TOMAH, Wis. -

Four area schools districts are set to ask residents for more money this spring through referendums, and Tomah is one of them.

The Tomah School District has already cut hundreds of thousands of dollars in people and programs over the last several years, according to its administrators. That’s a result of a decreasing enrollment and declining state funding.

“There is nowhere else to cut,” said Superintendent Cindy Zahrte. “We have made significant cuts basically since 2010 and prior to that, and we're at a point where making further reductions is going to have an adverse affect on the programs we offer our students.”

Now, the district is turning to their taxpayers for help in the form of a referendum to increase their funding incrementally over the next three years, equaling out to $2.28 million. That’s $300,000 for the 2014-15 school year; $750,000 for the 2015-16 school year; and $1.5 million for the 2016-17 school year.

For Tomah residents, that's a total tax increase of about $51 per $100,000 home, spread over that time period.

Without the referendum, future cuts could include middle and high school extracurricular activities, and also one of Tomah's two elementary librarians. The district libraries have already seen heavy cuts – currently, those two librarians split time at Tomah’s seven elementary schools. Another librarian splits time between the middle and high school.

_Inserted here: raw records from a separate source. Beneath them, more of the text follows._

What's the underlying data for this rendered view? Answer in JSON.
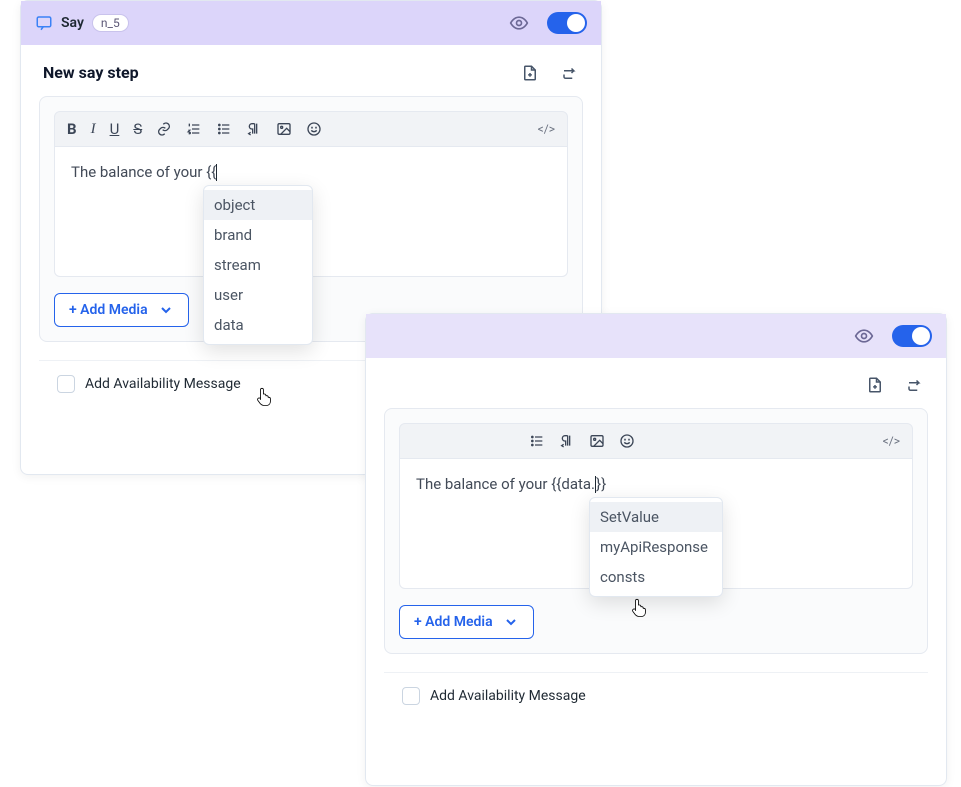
{
  "panelA": {
    "header": {
      "title": "Say",
      "badge": "n_5"
    },
    "sub": {
      "title": "New say step"
    },
    "editor": {
      "prefix": "The balance of your ",
      "token": "{{"
    },
    "autocomplete": {
      "items": [
        "object",
        "brand",
        "stream",
        "user",
        "data"
      ],
      "selectedIndex": 0
    },
    "addMedia": "+ Add Media",
    "availability": "Add Availability Message"
  },
  "panelB": {
    "editor": {
      "prefix": "The balance of your ",
      "token": "{{data.",
      "suffix": "}}"
    },
    "autocomplete": {
      "items": [
        "SetValue",
        "myApiResponse",
        "consts"
      ],
      "selectedIndex": 0
    },
    "addMedia": "+ Add Media",
    "availability": "Add Availability Message"
  },
  "toolbar": {
    "code": "</>"
  }
}
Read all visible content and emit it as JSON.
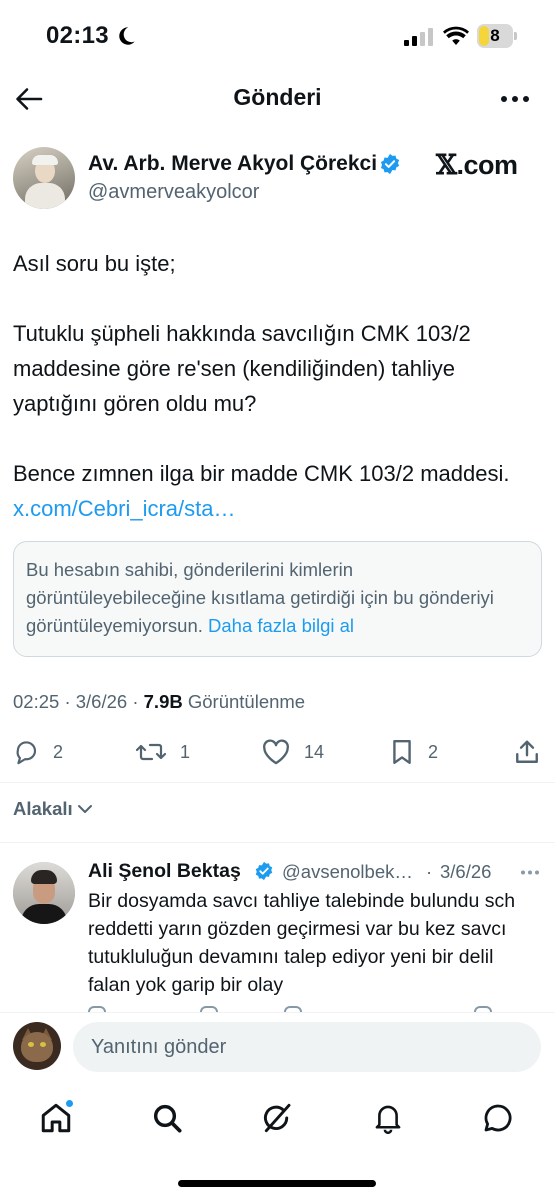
{
  "status_bar": {
    "time": "02:13",
    "battery": "8"
  },
  "header": {
    "title": "Gönderi"
  },
  "post": {
    "author_name": "Av. Arb. Merve Akyol Çörekci",
    "author_handle": "@avmerveakyolcor",
    "watermark_x": "𝕏",
    "watermark_suffix": ".com",
    "paragraph_1": "Asıl soru bu işte;",
    "paragraph_2": "Tutuklu şüpheli hakkında savcılığın CMK 103/2 maddesine göre re'sen (kendiliğinden) tahliye yaptığını gören oldu mu?",
    "paragraph_3": "Bence zımnen ilga bir madde CMK 103/2 maddesi.",
    "link": "x.com/Cebri_icra/sta…",
    "restricted_notice": "Bu hesabın sahibi, gönderilerini kimlerin görüntüleyebileceğine kısıtlama getirdiği için bu gönderiyi görüntüleyemiyorsun.",
    "restricted_link": "Daha fazla bilgi al",
    "time": "02:25",
    "date": "3/6/26",
    "separator": "·",
    "views_count": "7.9B",
    "views_label": "Görüntülenme",
    "counts": {
      "replies": "2",
      "reposts": "1",
      "likes": "14",
      "bookmarks": "2"
    }
  },
  "sort": {
    "label": "Alakalı"
  },
  "reply": {
    "author_name": "Ali Şenol Bektaş",
    "author_handle": "@avsenolbek…",
    "separator": "·",
    "date": "3/6/26",
    "text": "Bir dosyamda savcı tahliye talebinde bulundu sch reddetti yarın gözden geçirmesi var bu kez savcı tutukluluğun devamını talep ediyor yeni bir delil falan yok garip bir olay"
  },
  "compose": {
    "placeholder": "Yanıtını gönder"
  },
  "icons": {
    "back": "arrow-left-icon",
    "more": "more-horizontal-icon",
    "verified": "verified-badge-icon",
    "reply": "reply-icon",
    "repost": "repost-icon",
    "like": "heart-icon",
    "bookmark": "bookmark-icon",
    "share": "share-icon",
    "home": "home-icon",
    "search": "search-icon",
    "grok": "grok-icon",
    "notifications": "bell-icon",
    "messages": "messages-icon"
  },
  "colors": {
    "accent": "#1d9bf0",
    "text": "#0f1419",
    "secondary": "#536471",
    "battery": "#f4d53a"
  }
}
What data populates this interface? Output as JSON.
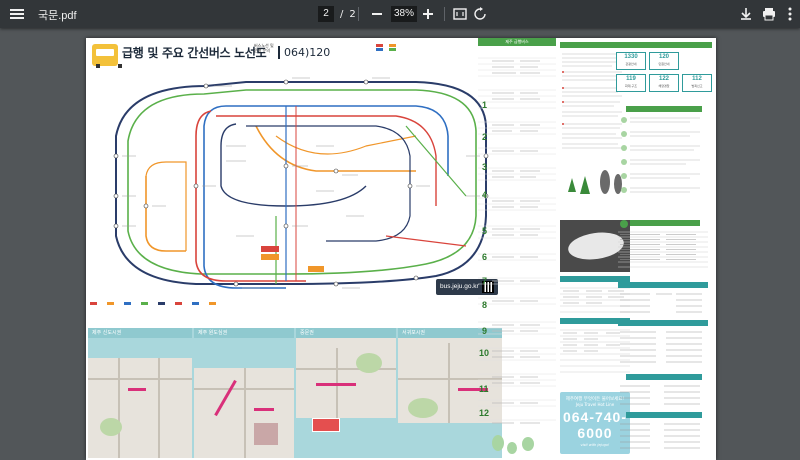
{
  "viewer": {
    "file_title": "국문.pdf",
    "current_page": "2",
    "page_separator": "/",
    "total_pages": "2",
    "zoom": "38%",
    "icons": [
      "menu-icon",
      "zoom-out-icon",
      "zoom-in-icon",
      "fit-page-icon",
      "rotate-icon",
      "download-icon",
      "print-icon",
      "more-vert-icon"
    ]
  },
  "map": {
    "title": "급행 및 주요 간선버스 노선도",
    "phone": "064)120",
    "subtitle": "버스노선 및 운행 문의",
    "url": "bus.jeju.go.kr",
    "area_maps": [
      "제주 신도시권",
      "제주 원도심권",
      "중문권",
      "서귀포시권"
    ]
  },
  "info": {
    "bus_header": "제주 급행버스",
    "route_numbers": [
      "1",
      "2",
      "3",
      "4",
      "5",
      "6",
      "7",
      "8",
      "9",
      "10",
      "11",
      "12"
    ],
    "airport_header": "제주공항",
    "phone_cards": [
      {
        "num": "1330",
        "txt": "관광안내"
      },
      {
        "num": "120",
        "txt": "민원안내"
      },
      {
        "num": "119",
        "txt": "화재·구조"
      },
      {
        "num": "122",
        "txt": "해양경찰"
      },
      {
        "num": "112",
        "txt": "범죄신고"
      }
    ],
    "hotline_l1": "제주여행 무엇이든 물어보세요!",
    "hotline_l2": "Jeju Travel Hot Line",
    "hotline_number": "064-740-6000",
    "hotline_tag": "visit with jejugo!"
  },
  "colors": {
    "accent_green": "#4aa04a",
    "teal": "#2f9b9b",
    "sea": "#a9d7dc",
    "route_red": "#d9443c",
    "route_orange": "#f0962a",
    "route_blue": "#2f6fc2",
    "route_navy": "#2a3c69",
    "route_green": "#5ab04a"
  }
}
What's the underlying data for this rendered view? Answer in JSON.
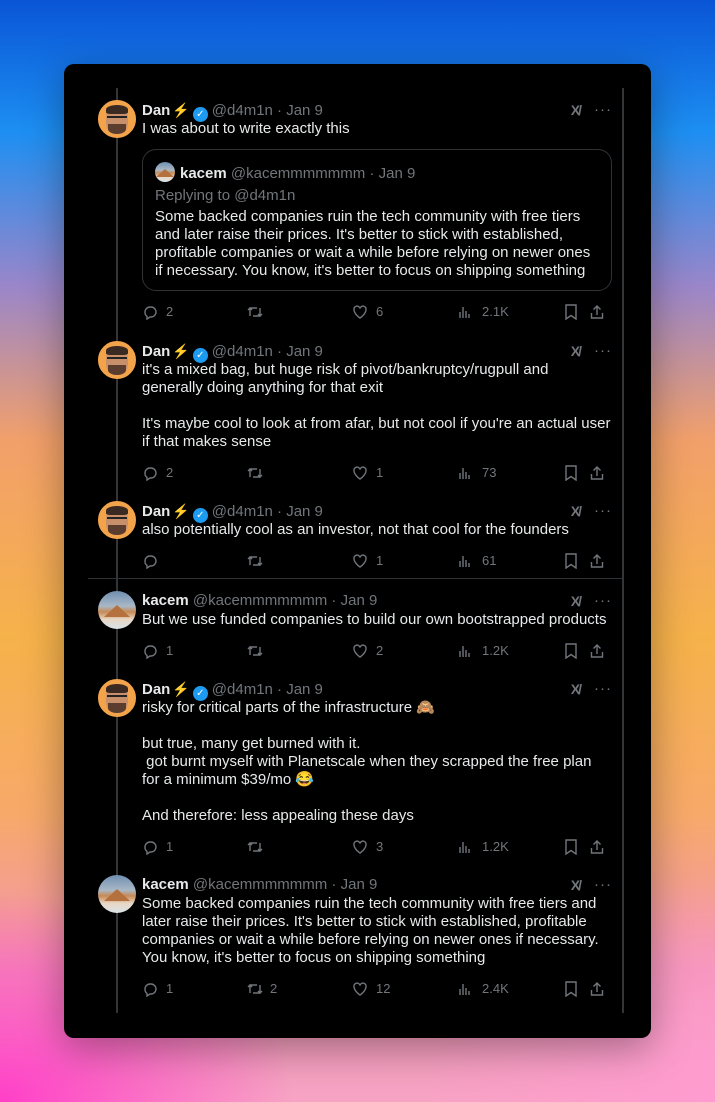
{
  "icons": {
    "reply": "reply-icon",
    "retweet": "retweet-icon",
    "like": "heart-icon",
    "views": "views-icon",
    "bookmark": "bookmark-icon",
    "share": "share-icon",
    "grok": "grok-icon",
    "more": "more-icon"
  },
  "colors": {
    "card_bg": "#000000",
    "text": "#e7e9ea",
    "muted": "#71767b",
    "verified": "#1d9bf0",
    "bolt": "#f6c33d"
  },
  "tweets": [
    {
      "name": "Dan",
      "bolt": "⚡",
      "handle": "@d4m1n · Jan 9",
      "text": "I was about to write exactly this",
      "quote": {
        "name": "kacem",
        "handle": "@kacemmmmmmm · Jan 9",
        "replying": "Replying to @d4m1n",
        "text": "Some backed companies ruin the tech community with free tiers and later raise their prices. It's better to stick with established, profitable companies or wait a while before relying on newer ones if necessary. You know, it's better to focus on shipping something"
      },
      "stats": {
        "replies": "2",
        "retweets": "",
        "likes": "6",
        "views": "2.1K"
      }
    },
    {
      "name": "Dan",
      "bolt": "⚡",
      "handle": "@d4m1n · Jan 9",
      "text": "it's a mixed bag, but huge risk of pivot/bankruptcy/rugpull and generally doing anything for that exit\n\nIt's maybe cool to look at from afar, but not cool if you're an actual user if that makes sense",
      "stats": {
        "replies": "2",
        "retweets": "",
        "likes": "1",
        "views": "73"
      }
    },
    {
      "name": "Dan",
      "bolt": "⚡",
      "handle": "@d4m1n · Jan 9",
      "text": "also potentially cool as an investor, not that cool for the founders",
      "stats": {
        "replies": "",
        "retweets": "",
        "likes": "1",
        "views": "61"
      }
    },
    {
      "name": "kacem",
      "handle": "@kacemmmmmmm · Jan 9",
      "text": "But we use funded companies to build our own bootstrapped products",
      "stats": {
        "replies": "1",
        "retweets": "",
        "likes": "2",
        "views": "1.2K"
      }
    },
    {
      "name": "Dan",
      "bolt": "⚡",
      "handle": "@d4m1n · Jan 9",
      "text": "risky for critical parts of the infrastructure 🙈\n\nbut true, many get burned with it.\n got burnt myself with Planetscale when they scrapped the free plan for a minimum $39/mo 😂\n\nAnd therefore: less appealing these days",
      "stats": {
        "replies": "1",
        "retweets": "",
        "likes": "3",
        "views": "1.2K"
      }
    },
    {
      "name": "kacem",
      "handle": "@kacemmmmmmm · Jan 9",
      "text": "Some backed companies ruin the tech community with free tiers and later raise their prices. It's better to stick with established, profitable companies or wait a while before relying on newer ones if necessary. You know, it's better to focus on shipping something",
      "stats": {
        "replies": "1",
        "retweets": "2",
        "likes": "12",
        "views": "2.4K"
      }
    }
  ]
}
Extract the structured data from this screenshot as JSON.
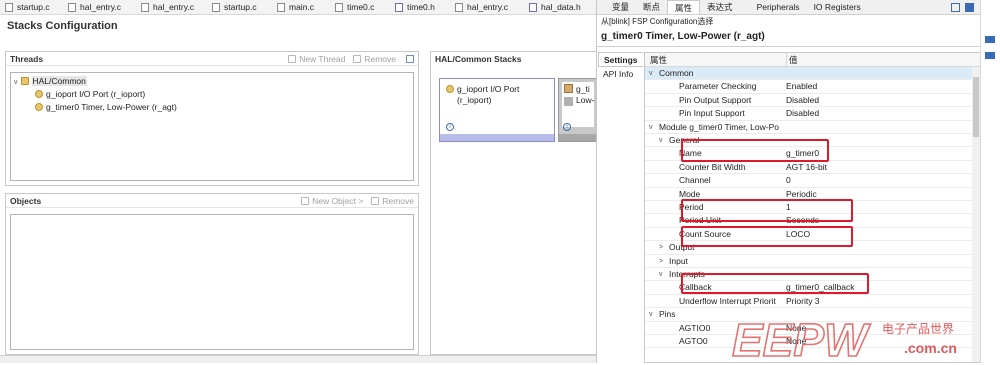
{
  "editor_tabs": [
    {
      "label": "startup.c",
      "type": "c"
    },
    {
      "label": "hal_entry.c",
      "type": "c"
    },
    {
      "label": "hal_entry.c",
      "type": "c"
    },
    {
      "label": "startup.c",
      "type": "c"
    },
    {
      "label": "main.c",
      "type": "c"
    },
    {
      "label": "time0.c",
      "type": "c"
    },
    {
      "label": "time0.h",
      "type": "h"
    },
    {
      "label": "hal_entry.c",
      "type": "c"
    },
    {
      "label": "hal_data.h",
      "type": "h"
    }
  ],
  "stacks_title": "Stacks Configuration",
  "threads": {
    "title": "Threads",
    "new_thread": "New Thread",
    "remove": "Remove",
    "root": "HAL/Common",
    "items": [
      "g_ioport I/O Port (r_ioport)",
      "g_timer0 Timer, Low-Power (r_agt)"
    ]
  },
  "hal_stacks": {
    "title": "HAL/Common Stacks",
    "card1_line1": "g_ioport I/O Port",
    "card1_line2": "(r_ioport)",
    "card2_line1": "g_ti",
    "card2_line2": "Low-"
  },
  "objects": {
    "title": "Objects",
    "new_object": "New Object >",
    "remove": "Remove"
  },
  "right_tabs": [
    "变量",
    "断点",
    "属性",
    "表达式",
    "Peripherals",
    "IO Registers"
  ],
  "breadcrumb": "从[blink] FSP Configuration选择",
  "prop_title": "g_timer0 Timer, Low-Power (r_agt)",
  "side_tabs": [
    "Settings",
    "API Info"
  ],
  "prop_header": {
    "key": "属性",
    "value": "值"
  },
  "props": [
    {
      "key": "Common",
      "value": "",
      "indent": 0,
      "arrow": "v",
      "hl": true
    },
    {
      "key": "Parameter Checking",
      "value": "Enabled",
      "indent": 2
    },
    {
      "key": "Pin Output Support",
      "value": "Disabled",
      "indent": 2
    },
    {
      "key": "Pin Input Support",
      "value": "Disabled",
      "indent": 2
    },
    {
      "key": "Module g_timer0 Timer, Low-Po",
      "value": "",
      "indent": 0,
      "arrow": "v"
    },
    {
      "key": "General",
      "value": "",
      "indent": 1,
      "arrow": "v"
    },
    {
      "key": "Name",
      "value": "g_timer0",
      "indent": 2
    },
    {
      "key": "Counter Bit Width",
      "value": "AGT 16-bit",
      "indent": 2
    },
    {
      "key": "Channel",
      "value": "0",
      "indent": 2
    },
    {
      "key": "Mode",
      "value": "Periodic",
      "indent": 2
    },
    {
      "key": "Period",
      "value": "1",
      "indent": 2
    },
    {
      "key": "Period Unit",
      "value": "Seconds",
      "indent": 2
    },
    {
      "key": "Count Source",
      "value": "LOCO",
      "indent": 2
    },
    {
      "key": "Output",
      "value": "",
      "indent": 1,
      "arrow": ">"
    },
    {
      "key": "Input",
      "value": "",
      "indent": 1,
      "arrow": ">"
    },
    {
      "key": "Interrupts",
      "value": "",
      "indent": 1,
      "arrow": "v"
    },
    {
      "key": "Callback",
      "value": "g_timer0_callback",
      "indent": 2
    },
    {
      "key": "Underflow Interrupt Priorit",
      "value": "Priority 3",
      "indent": 2
    },
    {
      "key": "Pins",
      "value": "",
      "indent": 0,
      "arrow": "v"
    },
    {
      "key": "AGTIO0",
      "value": "None",
      "indent": 2
    },
    {
      "key": "AGTO0",
      "value": "None",
      "indent": 2
    }
  ],
  "watermark": {
    "logo": "EEPW",
    "cn": "电子产品世界",
    "domain": ".com.cn"
  },
  "colors": {
    "highlight": "#dbeaf7",
    "red_box": "#e0182c",
    "card_border": "#8a8ec8",
    "watermark": "#e05a5a"
  }
}
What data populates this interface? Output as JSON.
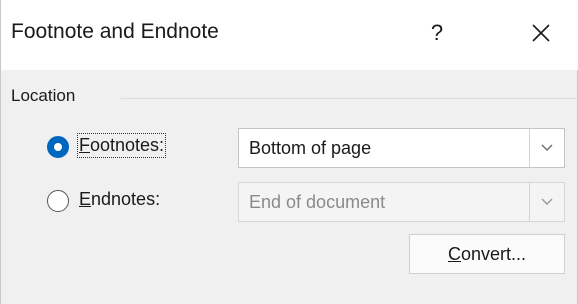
{
  "window": {
    "title": "Footnote and Endnote"
  },
  "titlebar": {
    "help_label": "?"
  },
  "location": {
    "label": "Location",
    "footnotes": {
      "label_prefix": "",
      "label_mnemonic": "F",
      "label_rest": "ootnotes:",
      "selected": true,
      "value": "Bottom of page"
    },
    "endnotes": {
      "label_prefix": "",
      "label_mnemonic": "E",
      "label_rest": "ndnotes:",
      "selected": false,
      "value": "End of document"
    }
  },
  "convert_button": {
    "label_prefix": "",
    "label_mnemonic": "C",
    "label_rest": "onvert..."
  },
  "icons": {
    "close": "close-icon",
    "dropdown": "chevron-down-icon"
  },
  "colors": {
    "accent": "#0067c0",
    "titlebar_bg": "#ffffff",
    "dialog_bg": "#f0f0f0",
    "disabled_text": "#8a8a8a"
  }
}
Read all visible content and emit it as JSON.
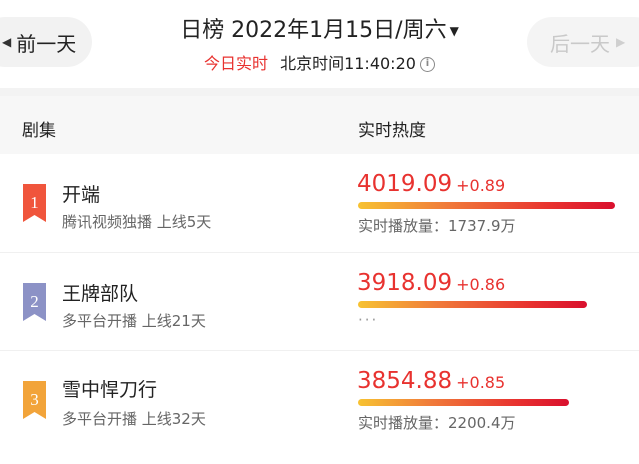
{
  "header": {
    "prev_label": "前一天",
    "next_label": "后一天",
    "title": "日榜 2022年1月15日/周六",
    "today_label": "今日实时",
    "clock_text": "北京时间11:40:20"
  },
  "columns": {
    "series_label": "剧集",
    "heat_label": "实时热度"
  },
  "rows": [
    {
      "rank": "1",
      "name": "开端",
      "meta": "腾讯视频独播  上线5天",
      "heat": "4019.09",
      "delta": "+0.89",
      "bar_fraction": 1.0,
      "play_label": "实时播放量：1737.9万",
      "rank_color": "#f0553c"
    },
    {
      "rank": "2",
      "name": "王牌部队",
      "meta": "多平台开播  上线21天",
      "heat": "3918.09",
      "delta": "+0.86",
      "bar_fraction": 0.89,
      "play_label": "···",
      "rank_color": "#8c92c6"
    },
    {
      "rank": "3",
      "name": "雪中悍刀行",
      "meta": "多平台开播  上线32天",
      "heat": "3854.88",
      "delta": "+0.85",
      "bar_fraction": 0.82,
      "play_label": "实时播放量：2200.4万",
      "rank_color": "#f2a43a"
    }
  ],
  "colors": {
    "accent_red": "#e8322f",
    "bar_start": "#f7c232",
    "bar_end": "#d9102e"
  }
}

"The library is the heart of the school. Reading is the basis for everything that we do,” Librarian Cindy Downing said. “I think it's scary to think that reading would be one of the areas that would be cut, since reading is so important."

Regardless of the referendum outcome, some cuts are imminent – administrators have already shaved more than $300,000 from the 2014-15 budget. Without an approved referendum, they’ll cut $1.5 million over the next three years.

If the referendum ultimately fails,Tomah's School Board will make the final decision on where cuts will have to be made.Voters will decide April 1. The school district's request for more money will be the only question on the ballot.